Adam Miles

Personal information
- Full name: Adam James Miles
- Born: 19 September 1989 (age 36) Swindon, Wiltshire, England
- Batting: Right-handed
- Role: Wicket-keeper
- Relations: Craig Miles (brother)

Domestic team information
- 2007–2014: Wiltshire
- 2012–2013: Cardiff MCCU
- 2015/16: Otago
- FC debut: 6 April 2012 Cardiff MCCU v Warwickshire
- Last FC: 24 October 2015 Otago v Canterbury

Career statistics
| Competition | First-class |
| Matches | 5 |
| Runs scored | 65 |
| Batting average | 13.00 |
| 100s/50s | 0/0 |
| Top score | 29* |
| Catches/stumpings | 5/0 |
- Source: ESPNcricinfo, 23 November 2023

= Adam Miles =

English cricketer (born 1989)

Adam James Miles (born 19 September 1989) is an English-born cricket coach and former cricketer.

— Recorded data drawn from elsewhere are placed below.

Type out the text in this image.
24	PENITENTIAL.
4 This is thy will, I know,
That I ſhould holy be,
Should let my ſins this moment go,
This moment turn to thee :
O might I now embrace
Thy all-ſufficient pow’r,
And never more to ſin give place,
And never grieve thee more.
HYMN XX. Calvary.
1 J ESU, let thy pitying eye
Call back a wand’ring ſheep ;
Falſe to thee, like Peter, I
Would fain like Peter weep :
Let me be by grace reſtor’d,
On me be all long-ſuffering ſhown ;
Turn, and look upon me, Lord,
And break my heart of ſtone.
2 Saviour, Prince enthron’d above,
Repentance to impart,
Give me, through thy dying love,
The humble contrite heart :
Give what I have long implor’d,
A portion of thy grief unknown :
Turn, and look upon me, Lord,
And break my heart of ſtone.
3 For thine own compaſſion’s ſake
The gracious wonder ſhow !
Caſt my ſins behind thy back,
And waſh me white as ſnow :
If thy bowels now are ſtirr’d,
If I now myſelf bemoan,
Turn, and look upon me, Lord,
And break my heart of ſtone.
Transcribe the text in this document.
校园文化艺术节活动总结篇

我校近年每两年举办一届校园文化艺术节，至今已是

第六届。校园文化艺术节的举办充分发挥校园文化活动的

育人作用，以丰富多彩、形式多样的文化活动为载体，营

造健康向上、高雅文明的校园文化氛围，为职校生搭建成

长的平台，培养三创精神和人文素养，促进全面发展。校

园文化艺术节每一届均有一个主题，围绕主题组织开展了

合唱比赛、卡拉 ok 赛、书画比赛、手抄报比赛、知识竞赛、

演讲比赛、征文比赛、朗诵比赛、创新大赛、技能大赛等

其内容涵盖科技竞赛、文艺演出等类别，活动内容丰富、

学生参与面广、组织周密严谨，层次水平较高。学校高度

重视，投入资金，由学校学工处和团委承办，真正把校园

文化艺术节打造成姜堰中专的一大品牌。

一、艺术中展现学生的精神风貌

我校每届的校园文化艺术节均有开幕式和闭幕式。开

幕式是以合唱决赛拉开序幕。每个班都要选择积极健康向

Miles played for Wiltshire County Cricket Club in the Minor Counties Championship between 2007 and 2014 and made first-class cricket appearances for Cardiff MCC University between 2012 and 2013 whilst a student. He played two matches in New Zealand for Otago during the 2015–16 season and has since settled the country.

Born at Swindon in Wiltshire in 1989, Miles was educated at Bradon Forest School in Purton and at Filton College before studying psychology at university in Cardiff. A wicket-keeper, he played for Wiltshire age-group teams before making his Minor Counties Championship debut for the county team in 2007. He played for Gloucestershire' Second XI between 2007 and 2009 and made his first-class debut for Cardiff MCCU against Warwickshire in April 2012.

From 2013 to 2021 he worked for the Otago Cricket Association in a variety of roles, including as a coach and as the association's talent development manager. He has also worked as a coach for the New Zealand under-19
team and worked for the New Zealand Netball Players Association.